Est-ce que quelque chose vous semble familier ? Ce n'est que le mois dernier que le PDG d'OpenAI, Sam Altman a préconisé la création d'un organisme international pour la sécurité de l'IA comme l'Agence internationale de l'énergie atomique (AIEA), fondée en 1957. À l'instar de l'énergie nucléaire, l'IAes gouvernements du monde entier s'efforcent de préserver les avantages de l'IA tout en en réglementant les risques.
L'AIEA était une composante autonome des Nations unies et compte aujourd'hui 174 États membres. Après 1957, il y a eu relativement peu de catastrophes nucléaires jusqu'à Tchernobyl.
L'IA doit s'inspirer de l'histoire de la sûreté nucléaire
Heidy Khlaaf, directeur de l'ingénierie au sein de la société de conseil en cybersécurité Piste de bitsLe système de contrôle de la sécurité des centrales nucléaires, utilisé pour évaluer et vérifier la sécurité des centrales nucléaires. Elle a récemment déclaré au MIT que les centrales nucléaires requièrent des milliers de documents certifiant leur sécurité, en s'attardant sur les moindres nuances de chaque composant.
Après Tchernobyl, la réglementation nucléaire est devenue extrêmement stricte. La planification, l'autorisation et la construction d'un réacteur nucléaire peuvent prendre dix ans ou plus, en partie parce que le processus est rigoureusement contrôlé à chaque étape. Khlaaf note que cela n'a rien à voir avec les profits - la sécurité nucléaire est née d'un véritable risque existentiel.
En revanche, les entreprises spécialisées dans l'IA présentent leurs modèles à l'aide de simples "cartes" qui énumèrent essentiellement des fonctions.
En outre, le fonctionnement interne du modèle est souvent une "boîte noire", ce qui signifie que les processus de prise de décision sont largement fermés aux observateurs externes.
Même ChatGPT, contrairement à l'homonyme d'OpenAI, est une boîte noire, et les entreprises d'IA ont déjà acquis la réputation d'être des "boîtes noires". Les entreprises sont très prudentes en ce qui concerne leurs modèles et leurs données d'entraînement.
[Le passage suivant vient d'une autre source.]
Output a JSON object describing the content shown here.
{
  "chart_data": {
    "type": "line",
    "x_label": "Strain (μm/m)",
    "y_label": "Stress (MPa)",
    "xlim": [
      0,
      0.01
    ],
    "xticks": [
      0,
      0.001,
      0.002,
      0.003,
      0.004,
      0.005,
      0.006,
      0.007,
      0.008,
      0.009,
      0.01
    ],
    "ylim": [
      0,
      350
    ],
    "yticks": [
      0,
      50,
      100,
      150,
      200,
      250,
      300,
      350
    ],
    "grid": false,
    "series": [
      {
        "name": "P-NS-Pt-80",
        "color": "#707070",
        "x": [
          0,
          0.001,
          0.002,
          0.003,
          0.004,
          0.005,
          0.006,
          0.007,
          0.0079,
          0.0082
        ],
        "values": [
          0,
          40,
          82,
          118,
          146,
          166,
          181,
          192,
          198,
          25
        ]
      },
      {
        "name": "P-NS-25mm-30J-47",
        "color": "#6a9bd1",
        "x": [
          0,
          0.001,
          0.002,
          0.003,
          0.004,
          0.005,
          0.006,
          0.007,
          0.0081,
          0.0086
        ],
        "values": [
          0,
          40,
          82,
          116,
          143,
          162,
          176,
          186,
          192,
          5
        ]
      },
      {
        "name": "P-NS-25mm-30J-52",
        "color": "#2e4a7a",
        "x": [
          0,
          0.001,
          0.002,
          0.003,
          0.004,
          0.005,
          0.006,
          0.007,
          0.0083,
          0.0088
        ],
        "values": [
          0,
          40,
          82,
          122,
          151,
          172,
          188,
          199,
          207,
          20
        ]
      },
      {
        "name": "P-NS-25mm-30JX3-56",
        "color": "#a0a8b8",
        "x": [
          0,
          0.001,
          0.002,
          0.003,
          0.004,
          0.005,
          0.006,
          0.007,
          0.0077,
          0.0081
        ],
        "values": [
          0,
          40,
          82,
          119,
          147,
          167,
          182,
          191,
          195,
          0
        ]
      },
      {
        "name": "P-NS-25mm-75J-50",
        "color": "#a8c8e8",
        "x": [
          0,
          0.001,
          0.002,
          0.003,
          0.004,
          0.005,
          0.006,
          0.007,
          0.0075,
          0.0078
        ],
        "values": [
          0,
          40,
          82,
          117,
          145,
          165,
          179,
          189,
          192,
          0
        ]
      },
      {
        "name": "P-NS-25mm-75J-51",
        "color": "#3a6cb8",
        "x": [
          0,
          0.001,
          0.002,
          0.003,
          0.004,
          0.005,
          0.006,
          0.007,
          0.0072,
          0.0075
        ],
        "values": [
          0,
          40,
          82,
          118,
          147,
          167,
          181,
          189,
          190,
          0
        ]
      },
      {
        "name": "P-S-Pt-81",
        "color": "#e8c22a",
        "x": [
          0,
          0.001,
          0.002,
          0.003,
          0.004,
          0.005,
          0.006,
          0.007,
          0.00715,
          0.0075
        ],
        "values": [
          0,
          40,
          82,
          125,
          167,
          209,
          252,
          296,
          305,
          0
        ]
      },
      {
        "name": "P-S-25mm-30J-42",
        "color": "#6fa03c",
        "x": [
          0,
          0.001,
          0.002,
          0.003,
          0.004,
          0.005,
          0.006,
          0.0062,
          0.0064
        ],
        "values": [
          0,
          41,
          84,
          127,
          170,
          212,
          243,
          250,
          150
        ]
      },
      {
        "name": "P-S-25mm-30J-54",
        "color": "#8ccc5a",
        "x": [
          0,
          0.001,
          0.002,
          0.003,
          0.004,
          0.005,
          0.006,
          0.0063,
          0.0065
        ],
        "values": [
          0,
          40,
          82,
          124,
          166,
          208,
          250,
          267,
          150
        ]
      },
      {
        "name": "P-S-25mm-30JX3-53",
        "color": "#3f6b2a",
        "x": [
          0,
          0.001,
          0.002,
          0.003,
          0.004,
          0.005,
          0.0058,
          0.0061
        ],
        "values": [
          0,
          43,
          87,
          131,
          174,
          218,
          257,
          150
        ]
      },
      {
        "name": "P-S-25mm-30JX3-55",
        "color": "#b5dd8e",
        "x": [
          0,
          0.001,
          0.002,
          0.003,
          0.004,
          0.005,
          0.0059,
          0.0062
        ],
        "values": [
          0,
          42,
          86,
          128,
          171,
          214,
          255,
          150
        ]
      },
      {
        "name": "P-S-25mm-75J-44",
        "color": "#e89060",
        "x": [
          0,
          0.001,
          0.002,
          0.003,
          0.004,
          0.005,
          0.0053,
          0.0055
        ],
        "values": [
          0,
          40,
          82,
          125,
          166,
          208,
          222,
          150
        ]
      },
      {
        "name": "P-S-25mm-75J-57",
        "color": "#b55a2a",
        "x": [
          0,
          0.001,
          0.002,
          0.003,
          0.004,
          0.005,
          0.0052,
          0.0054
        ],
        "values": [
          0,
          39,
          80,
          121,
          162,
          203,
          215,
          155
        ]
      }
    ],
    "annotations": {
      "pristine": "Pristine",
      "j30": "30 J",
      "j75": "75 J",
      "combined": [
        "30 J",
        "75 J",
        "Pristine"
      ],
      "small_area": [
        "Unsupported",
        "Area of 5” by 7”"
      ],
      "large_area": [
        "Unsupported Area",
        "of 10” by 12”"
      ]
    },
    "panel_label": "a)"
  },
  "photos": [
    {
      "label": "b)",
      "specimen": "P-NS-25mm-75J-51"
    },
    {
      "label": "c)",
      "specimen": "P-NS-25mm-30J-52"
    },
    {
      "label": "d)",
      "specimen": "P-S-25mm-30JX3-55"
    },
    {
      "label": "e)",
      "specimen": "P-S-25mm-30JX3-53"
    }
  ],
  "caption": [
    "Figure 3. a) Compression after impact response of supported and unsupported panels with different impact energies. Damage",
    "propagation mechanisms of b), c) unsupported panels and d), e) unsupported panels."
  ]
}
Imaginez que les réacteurs nucléaires soient une "boîte noire" et que leurs concepteurs ne disent pas au public comment ils fonctionnent ?
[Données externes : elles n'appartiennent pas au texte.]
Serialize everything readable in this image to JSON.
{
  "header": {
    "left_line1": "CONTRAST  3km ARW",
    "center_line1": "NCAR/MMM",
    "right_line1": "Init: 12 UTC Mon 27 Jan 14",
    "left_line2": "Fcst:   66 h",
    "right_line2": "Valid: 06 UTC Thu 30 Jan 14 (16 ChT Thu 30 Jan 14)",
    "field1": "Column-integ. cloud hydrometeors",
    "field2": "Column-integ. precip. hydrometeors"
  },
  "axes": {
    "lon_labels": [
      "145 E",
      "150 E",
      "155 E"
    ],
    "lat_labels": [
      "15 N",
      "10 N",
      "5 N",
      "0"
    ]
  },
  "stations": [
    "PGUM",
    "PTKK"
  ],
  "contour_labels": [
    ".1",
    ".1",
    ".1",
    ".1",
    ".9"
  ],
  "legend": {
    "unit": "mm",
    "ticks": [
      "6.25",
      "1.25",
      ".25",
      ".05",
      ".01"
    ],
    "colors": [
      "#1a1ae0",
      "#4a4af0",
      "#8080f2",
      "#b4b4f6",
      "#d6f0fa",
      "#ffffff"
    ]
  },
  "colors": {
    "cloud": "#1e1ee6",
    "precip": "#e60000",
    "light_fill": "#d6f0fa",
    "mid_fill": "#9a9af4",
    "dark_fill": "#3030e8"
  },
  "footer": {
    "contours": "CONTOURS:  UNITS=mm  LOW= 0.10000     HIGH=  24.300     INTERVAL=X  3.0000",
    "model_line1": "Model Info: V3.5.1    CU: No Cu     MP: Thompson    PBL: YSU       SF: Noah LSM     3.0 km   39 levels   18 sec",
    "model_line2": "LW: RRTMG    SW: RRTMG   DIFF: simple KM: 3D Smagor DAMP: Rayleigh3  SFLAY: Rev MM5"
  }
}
L'analyse des risques liés à l'IA doit être systématique
Pour atténuer les risques que les leaders de l'IA, comme M. Altman, admettent volontiers, les entreprises doivent aller plus loin dans leurs stratégies de traçabilité. Cela implique un suivi rigoureux dès le début du processus de développement de l'IA.
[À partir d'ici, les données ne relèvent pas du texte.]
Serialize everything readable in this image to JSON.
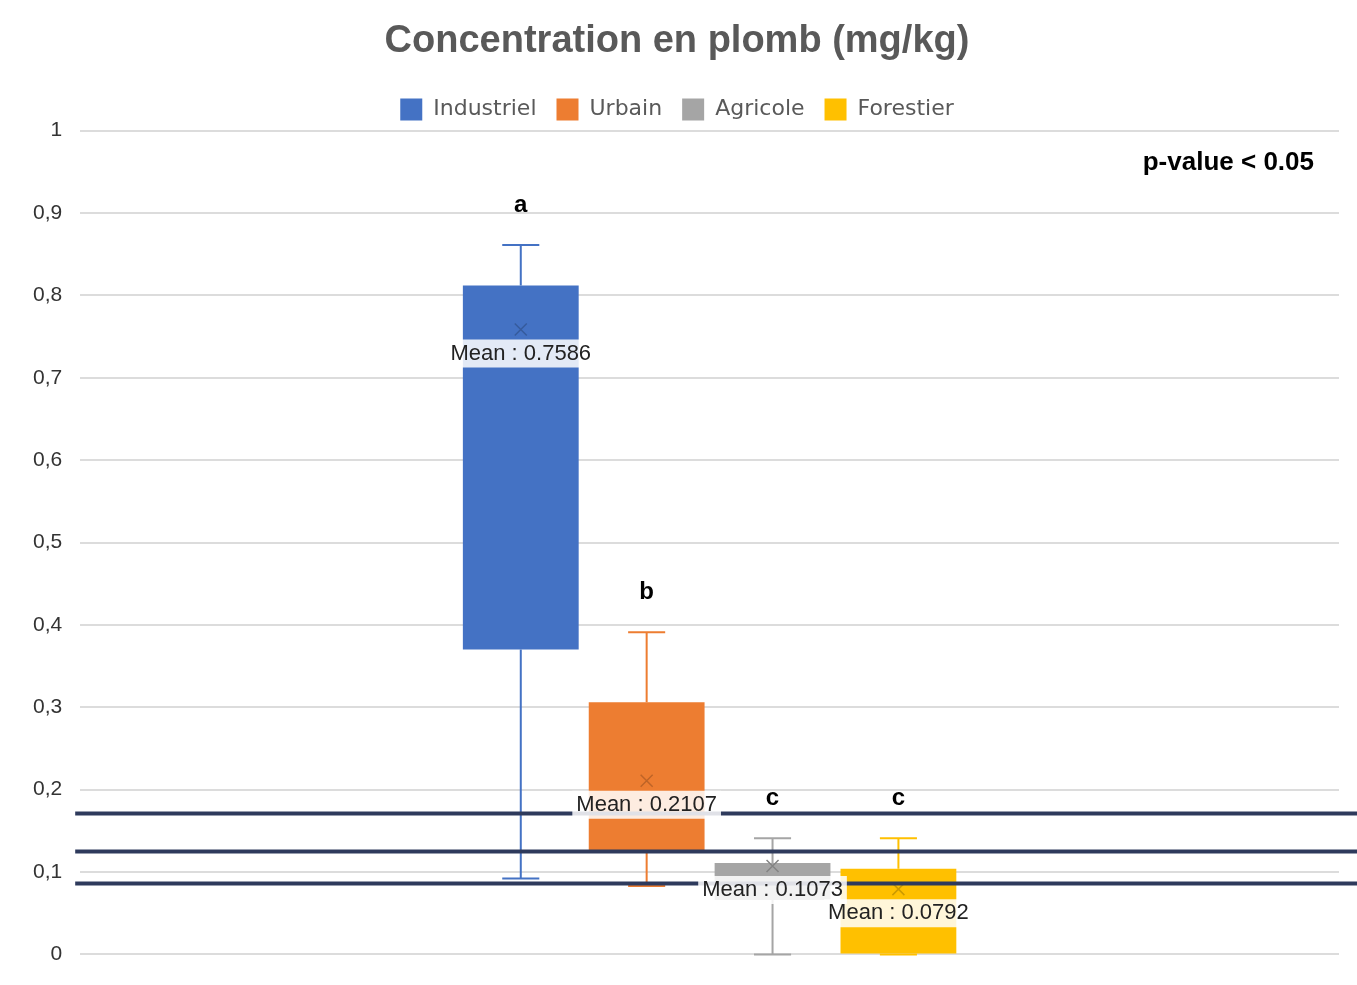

Selon M. Khlaaf, "il faut avoir une méthode systématique pour évaluer les risques. Il ne s'agit pas d'un scénario où l'on se dit : 'Oh, cela pourrait arriver. Je vais l'écrire".
Actuellement, il n'existe pas de processus établi pour l'évaluation des risques liés à l'IA, mais des tentatives ont été faites pour en créer un.
Par exemple, DeepMind a récemment publié un blog technique en collaboration avec plusieurs universités, spécifiant que les modèles devraient être évalués pour les "risques extrêmes" avant la formation. Le document propose deux stratégies :
- Évaluer l'étendue des "capacités dangereuses" d'un modèle qui pourraient être utilisées pour menacer la sécurité, exercer une influence ou échapper à la surveillance humaine.
- Évaluer la probabilité qu'un modèle cause des dommages, c'est-à-dire s'il risque de ne pas se comporter comme prévu.
Toby Shevlane, l'un des chercheurs du projet, a déclaré : "Les grandes entreprises d'IA qui repoussent les frontières ont la responsabilité d'être attentives aux problèmes émergents et de les repérer rapidement afin de pouvoir y remédier le plus tôt possible."
Si l'IA doit tirer des enseignements de la sûreté nucléaire, une réglementation précoce est essentielle, mais la complaisance à long terme est mortelle. Personne ne sait à quoi ressemblerait une version IA de Tchernobyl ou de Fukushima, et personne ne veut le découvrir.